Марк коснулся повязки на затылке.
– Ах да. – Хаберланд шагнул ему за спину. – Хорошо, что вы сказали.
– Что?
– Когда я осматривал вашу голову, стараясь отыскать внешние повреждения, позволил себе поменять повязку. Зачем вы ее носите?
– У меня в шее осколок.
Профессор недоверчиво поднял брови:
– Вы уверены?
– Конечно. Эй, что вы делаете?
Марк не успел и глазом моргнуть, как пожилой мужчина одним движением оторвал пластырь, который удерживал повязку на ране.
– Хотя вы и не видите, но можете потрогать.
«Зачем? Константин сказал мне, что рана должна оставаться стерильной».
– Ну же. – Хаберланд сам провел рукой, и Марк вздрогнул. Не от боли, а потому что совсем ничего не почувствовал. Ничего, кроме голой здоровой кожи.
– У вас там нет никакой раны, – подтвердил Хаберланд его жуткие ощущения.
Никакого осколка.
– И не похоже, что она когда-либо была.
Снег пошел без предупреждения. Он был слишком нежным и воздушным, чтобы остаться лежать на земле, но Хаберланд дал им на прощание совет – как можно быстрее покинуть лес. Арендованный автомобиль с летней резиной, на котором Бенни привез их сюда, застрянет на узких дорожках, как только снег станет более плотным. А этого стоило опасаться, если верить профессору, который, прощаясь, еще сильнее потирал свои запястья, чем в начале их беседы.
Марк не мог объяснить эту метеочувствительность, но действительно через несколько метров Бенни пришлось включить ближний свет и дворники.

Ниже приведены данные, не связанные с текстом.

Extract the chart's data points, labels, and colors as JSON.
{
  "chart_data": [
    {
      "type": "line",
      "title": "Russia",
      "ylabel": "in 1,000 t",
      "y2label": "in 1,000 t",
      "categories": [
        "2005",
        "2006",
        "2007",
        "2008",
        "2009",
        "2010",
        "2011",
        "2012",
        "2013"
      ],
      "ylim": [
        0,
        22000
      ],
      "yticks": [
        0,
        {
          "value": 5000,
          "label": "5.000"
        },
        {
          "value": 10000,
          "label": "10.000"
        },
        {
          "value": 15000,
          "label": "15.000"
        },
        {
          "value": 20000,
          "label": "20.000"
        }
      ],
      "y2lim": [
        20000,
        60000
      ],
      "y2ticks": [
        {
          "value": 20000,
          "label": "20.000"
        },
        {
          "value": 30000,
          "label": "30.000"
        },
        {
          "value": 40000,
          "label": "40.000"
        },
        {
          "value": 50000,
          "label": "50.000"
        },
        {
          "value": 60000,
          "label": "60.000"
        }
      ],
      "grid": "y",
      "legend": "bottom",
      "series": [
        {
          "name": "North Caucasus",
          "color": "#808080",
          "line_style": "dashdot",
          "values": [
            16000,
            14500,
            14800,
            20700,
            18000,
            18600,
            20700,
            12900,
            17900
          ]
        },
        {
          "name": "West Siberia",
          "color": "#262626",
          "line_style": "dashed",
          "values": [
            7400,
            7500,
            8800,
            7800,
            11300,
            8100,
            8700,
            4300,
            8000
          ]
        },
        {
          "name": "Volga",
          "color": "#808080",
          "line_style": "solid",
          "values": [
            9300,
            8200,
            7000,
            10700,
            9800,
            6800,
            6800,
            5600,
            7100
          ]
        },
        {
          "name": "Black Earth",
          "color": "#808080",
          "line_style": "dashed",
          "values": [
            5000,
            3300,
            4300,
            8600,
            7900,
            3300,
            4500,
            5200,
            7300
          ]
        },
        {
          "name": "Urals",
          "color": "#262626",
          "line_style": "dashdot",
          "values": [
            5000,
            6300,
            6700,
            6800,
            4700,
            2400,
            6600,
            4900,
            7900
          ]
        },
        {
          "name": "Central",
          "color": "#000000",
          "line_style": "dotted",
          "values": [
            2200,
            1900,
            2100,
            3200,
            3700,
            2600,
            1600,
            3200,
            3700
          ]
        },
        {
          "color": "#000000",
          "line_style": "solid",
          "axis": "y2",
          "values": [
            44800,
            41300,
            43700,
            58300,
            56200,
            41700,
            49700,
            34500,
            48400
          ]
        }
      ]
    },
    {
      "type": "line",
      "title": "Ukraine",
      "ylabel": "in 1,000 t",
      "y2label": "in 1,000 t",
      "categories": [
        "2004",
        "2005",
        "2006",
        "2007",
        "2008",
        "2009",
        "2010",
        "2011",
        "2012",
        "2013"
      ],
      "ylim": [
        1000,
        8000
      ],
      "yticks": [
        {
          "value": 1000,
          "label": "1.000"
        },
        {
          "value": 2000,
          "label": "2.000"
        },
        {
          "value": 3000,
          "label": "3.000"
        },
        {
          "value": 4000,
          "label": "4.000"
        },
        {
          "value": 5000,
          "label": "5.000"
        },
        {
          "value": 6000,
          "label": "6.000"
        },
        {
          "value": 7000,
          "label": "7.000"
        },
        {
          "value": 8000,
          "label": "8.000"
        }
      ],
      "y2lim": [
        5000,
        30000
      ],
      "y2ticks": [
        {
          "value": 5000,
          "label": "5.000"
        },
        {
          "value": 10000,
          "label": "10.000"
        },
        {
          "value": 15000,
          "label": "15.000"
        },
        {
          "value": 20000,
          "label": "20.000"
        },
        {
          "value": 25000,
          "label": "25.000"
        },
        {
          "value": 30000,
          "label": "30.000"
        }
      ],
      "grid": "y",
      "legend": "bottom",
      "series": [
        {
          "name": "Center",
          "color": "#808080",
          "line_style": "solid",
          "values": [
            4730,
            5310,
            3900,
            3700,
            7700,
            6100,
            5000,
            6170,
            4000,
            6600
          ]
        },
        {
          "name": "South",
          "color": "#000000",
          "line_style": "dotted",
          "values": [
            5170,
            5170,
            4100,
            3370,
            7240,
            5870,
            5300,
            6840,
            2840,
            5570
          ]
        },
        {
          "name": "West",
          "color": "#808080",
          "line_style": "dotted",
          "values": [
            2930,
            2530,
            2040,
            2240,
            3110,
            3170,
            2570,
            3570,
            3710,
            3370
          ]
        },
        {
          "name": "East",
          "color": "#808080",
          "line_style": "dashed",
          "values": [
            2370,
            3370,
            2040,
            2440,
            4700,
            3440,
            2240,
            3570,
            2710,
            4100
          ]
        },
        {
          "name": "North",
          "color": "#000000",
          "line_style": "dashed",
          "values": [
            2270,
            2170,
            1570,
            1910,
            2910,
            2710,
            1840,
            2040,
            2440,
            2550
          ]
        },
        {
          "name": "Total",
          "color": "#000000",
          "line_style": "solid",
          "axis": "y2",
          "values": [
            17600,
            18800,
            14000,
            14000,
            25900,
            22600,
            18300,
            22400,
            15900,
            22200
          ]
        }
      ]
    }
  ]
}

Спустя десять минут возникло впечатление, что машина оторвалась от покрытой листвой земли и пробивалась через густое облако высоко над Берлином.
– О чем ты так долго разговаривал с профессором? – спросил Бенни, барабаня пальцами по рулю. Его голос звучал озабоченно и недоверчиво.
– Не волнуйся, я не узнал о тебе ничего нового.
Затем он рассказал брату о загадочном открытии, которое было сделано во время прогулки.
– Никакого осколка? – удивился Бенни.
– Никакого осколка, – подтвердил Марк и повернулся, чтобы Бенни мог видеть его затылок. – К тому же он сказал, что при таком осколке мне прописали бы не подавляющие иммунитет препараты, а антибиотики, чтобы избежать воспаления.